Question

Let $E$ and $F$ be two independent events. The probability that exactly one of them occurs is $\frac{11}{25}$ and the probability of none of them occurring is $\frac{2}{25}$. If $P\left(T\right)$ denotes the probability of occurrence of the event $T$, then

• A. $P\left(E\right)=\frac{4}{5}$ , $P\left(F\right)=\frac{3}{5}$
• B. $P\left(E\right)=\frac{1}{5},P\left(F\right)=\frac{2}{5}$
• C. $P\left(E\right)=\frac{2}{5}$ , $P\left(F\right)=\frac{1}{5}$
• D. $P\left(E\right)=\frac{3}{5},P\left(F\right)=\frac{4}{5}$

Answer 1

Answer: (A), (D)

$P\left(E\right)=\frac{4}{5}$ , $P\left(F\right)=\frac{3}{5}$
$P\left(E\right)=\frac{3}{5},P\left(F\right)=\frac{4}{5}$

Given, $P(E,F^{\prime })$ or $P(F,E^{\prime })=\frac{11}{25}$
$\Rightarrow P\left(E\right)P\left(F^{\prime }\right)+P\left(F\right)P\left(E^{\prime }\right)=\frac{11}{25}$

Let $P\left(E\right)=x,P\left(F\right)=y$
$\Rightarrow x(1-y)+y(1-x)=\frac{11}{25}$ ......(1)

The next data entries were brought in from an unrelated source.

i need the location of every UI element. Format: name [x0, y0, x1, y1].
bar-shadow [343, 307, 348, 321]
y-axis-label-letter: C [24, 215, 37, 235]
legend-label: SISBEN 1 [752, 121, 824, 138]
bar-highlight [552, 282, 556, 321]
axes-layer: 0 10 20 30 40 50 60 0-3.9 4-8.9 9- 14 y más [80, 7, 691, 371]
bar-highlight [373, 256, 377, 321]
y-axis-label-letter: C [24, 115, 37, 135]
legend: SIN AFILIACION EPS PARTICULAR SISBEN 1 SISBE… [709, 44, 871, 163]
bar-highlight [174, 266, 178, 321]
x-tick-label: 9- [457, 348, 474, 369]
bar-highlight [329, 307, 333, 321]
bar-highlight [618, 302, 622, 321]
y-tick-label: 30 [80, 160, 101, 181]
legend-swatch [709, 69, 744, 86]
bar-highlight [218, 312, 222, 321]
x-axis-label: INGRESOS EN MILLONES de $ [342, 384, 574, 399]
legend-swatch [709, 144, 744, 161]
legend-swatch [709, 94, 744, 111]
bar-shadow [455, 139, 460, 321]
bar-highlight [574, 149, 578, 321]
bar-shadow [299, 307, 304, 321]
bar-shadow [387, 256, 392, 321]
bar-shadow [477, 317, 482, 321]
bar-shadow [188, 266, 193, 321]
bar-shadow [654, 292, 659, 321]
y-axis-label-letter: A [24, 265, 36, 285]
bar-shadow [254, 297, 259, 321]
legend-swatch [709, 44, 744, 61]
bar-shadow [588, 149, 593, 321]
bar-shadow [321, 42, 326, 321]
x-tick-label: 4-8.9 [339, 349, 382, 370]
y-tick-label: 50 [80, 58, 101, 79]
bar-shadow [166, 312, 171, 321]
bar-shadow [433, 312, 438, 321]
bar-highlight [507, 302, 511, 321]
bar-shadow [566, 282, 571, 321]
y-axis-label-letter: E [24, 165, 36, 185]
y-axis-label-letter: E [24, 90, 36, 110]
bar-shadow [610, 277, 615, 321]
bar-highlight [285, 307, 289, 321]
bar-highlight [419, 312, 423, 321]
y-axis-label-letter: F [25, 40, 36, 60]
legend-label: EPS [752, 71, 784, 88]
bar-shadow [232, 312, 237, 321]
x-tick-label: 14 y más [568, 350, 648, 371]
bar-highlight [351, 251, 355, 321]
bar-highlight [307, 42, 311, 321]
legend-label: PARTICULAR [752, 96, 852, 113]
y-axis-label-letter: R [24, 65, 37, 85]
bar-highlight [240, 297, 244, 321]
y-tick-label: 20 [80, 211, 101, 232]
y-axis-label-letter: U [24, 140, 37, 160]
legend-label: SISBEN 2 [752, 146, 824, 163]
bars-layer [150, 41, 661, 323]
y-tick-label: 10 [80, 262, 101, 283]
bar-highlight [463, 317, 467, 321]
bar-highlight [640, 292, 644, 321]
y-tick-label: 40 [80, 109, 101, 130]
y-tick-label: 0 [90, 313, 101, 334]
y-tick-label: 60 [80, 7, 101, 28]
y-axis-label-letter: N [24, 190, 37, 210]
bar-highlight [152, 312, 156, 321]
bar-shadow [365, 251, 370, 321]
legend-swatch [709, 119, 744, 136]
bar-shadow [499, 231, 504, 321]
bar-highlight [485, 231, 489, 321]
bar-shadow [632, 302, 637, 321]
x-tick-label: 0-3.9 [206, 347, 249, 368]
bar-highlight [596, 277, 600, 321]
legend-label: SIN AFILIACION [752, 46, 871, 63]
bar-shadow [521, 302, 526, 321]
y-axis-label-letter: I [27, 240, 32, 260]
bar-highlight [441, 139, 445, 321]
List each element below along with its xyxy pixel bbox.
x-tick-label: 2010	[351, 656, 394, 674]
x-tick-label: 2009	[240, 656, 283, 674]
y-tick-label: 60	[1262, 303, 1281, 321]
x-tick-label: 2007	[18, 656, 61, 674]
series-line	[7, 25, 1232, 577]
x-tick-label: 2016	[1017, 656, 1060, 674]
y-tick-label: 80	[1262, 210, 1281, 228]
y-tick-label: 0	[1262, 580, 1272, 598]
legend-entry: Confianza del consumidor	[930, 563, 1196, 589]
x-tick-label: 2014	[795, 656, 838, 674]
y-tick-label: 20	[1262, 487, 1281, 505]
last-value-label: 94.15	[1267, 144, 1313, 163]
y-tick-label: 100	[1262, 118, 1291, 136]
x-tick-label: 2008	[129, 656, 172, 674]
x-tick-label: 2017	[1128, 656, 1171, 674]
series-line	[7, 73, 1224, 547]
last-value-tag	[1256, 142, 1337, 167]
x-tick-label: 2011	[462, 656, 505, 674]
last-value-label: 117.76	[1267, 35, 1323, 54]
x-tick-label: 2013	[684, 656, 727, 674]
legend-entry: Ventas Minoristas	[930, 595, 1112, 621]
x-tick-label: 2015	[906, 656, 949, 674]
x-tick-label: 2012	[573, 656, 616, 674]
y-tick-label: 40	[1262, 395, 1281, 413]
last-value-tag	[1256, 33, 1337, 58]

$P(E^{\prime },F^{\prime })=\frac{11}{25}$
$\Rightarrow P\left(E^{\prime }\right)P\left(F^{\prime }\right)=\frac{2}{25}$
or $(1-x)(1-y)=\frac{2}{25}$ .......(2)

Solving (1) and (2), we get
$x=\frac{3}{5},y=\frac{4}{5}$ or $x=\frac{4}{5},y=\frac{3}{5}$

$P\left(E\right)=\frac{3}{5},P\left(F\right)=\frac{4}{5}$ or $P\left(E\right)=\frac{4}{5},P\left(F\right)=\frac{3}{5}$